The continuous function $f(t)=\sin(1/t)$ it is not uniformly approachable by polynomials?

Question

The continuous function $f: (0,1) \to \mathbb{R}$, $f(t)=\sin(\frac{1}{t})$ it is not uniformly approachable by polynomials. Why?

Any suggestions would be great!

Answer 1

Assume that $|P(x)-f(x)| < \frac{1}{2}$ for $x\in (0, 1)$. If $P(0)=\alpha$, what can you say about $P(x)$ in some neighborhood of $0$?

Answer 2

It is not difficult to show that, if $f_n:[a,b]\rightarrow \mathbb{R}$ is a sequence of continuous functions, such that $f_n\rightarrow f$ uniformly on the open interval $(a,b)$, then the convergence is uniform on $[a,b]$. This is a consequence of continuity and the Bolzano-Cauchy criteria for uniform convergence. Thus, the function $f$ must be continuous on $[a,b]$.

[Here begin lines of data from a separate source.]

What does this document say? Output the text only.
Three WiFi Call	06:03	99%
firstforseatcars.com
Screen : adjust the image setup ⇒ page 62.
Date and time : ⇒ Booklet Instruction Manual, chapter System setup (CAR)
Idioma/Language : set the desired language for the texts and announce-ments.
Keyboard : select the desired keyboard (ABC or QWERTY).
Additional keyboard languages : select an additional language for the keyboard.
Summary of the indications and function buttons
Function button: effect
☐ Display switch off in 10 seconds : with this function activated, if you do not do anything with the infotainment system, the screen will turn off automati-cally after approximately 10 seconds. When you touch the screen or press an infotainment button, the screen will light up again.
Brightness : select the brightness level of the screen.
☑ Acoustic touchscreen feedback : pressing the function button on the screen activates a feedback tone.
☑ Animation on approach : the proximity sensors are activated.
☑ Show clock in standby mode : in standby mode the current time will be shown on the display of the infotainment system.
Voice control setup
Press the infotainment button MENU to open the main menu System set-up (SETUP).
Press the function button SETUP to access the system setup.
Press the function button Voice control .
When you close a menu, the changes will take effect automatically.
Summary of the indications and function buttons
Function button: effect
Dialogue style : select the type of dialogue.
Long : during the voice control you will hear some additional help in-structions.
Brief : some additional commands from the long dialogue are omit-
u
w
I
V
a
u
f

Recall the polynomials are continuous everywhere, in particular they are continuous on $[0,1]$. So, if you have a sequence $\{p_n\}$ of polynomials approximating $f(t)=\sin\frac{1}{t}$ uniformly on $(0,1)$ you will deduce that $\{p_n(0)\}$ converges to $f(0)$. But this is impossible, because $$\lim_{x\rightarrow 0^+}\sin\frac{1}{t}$$ doesn't exist.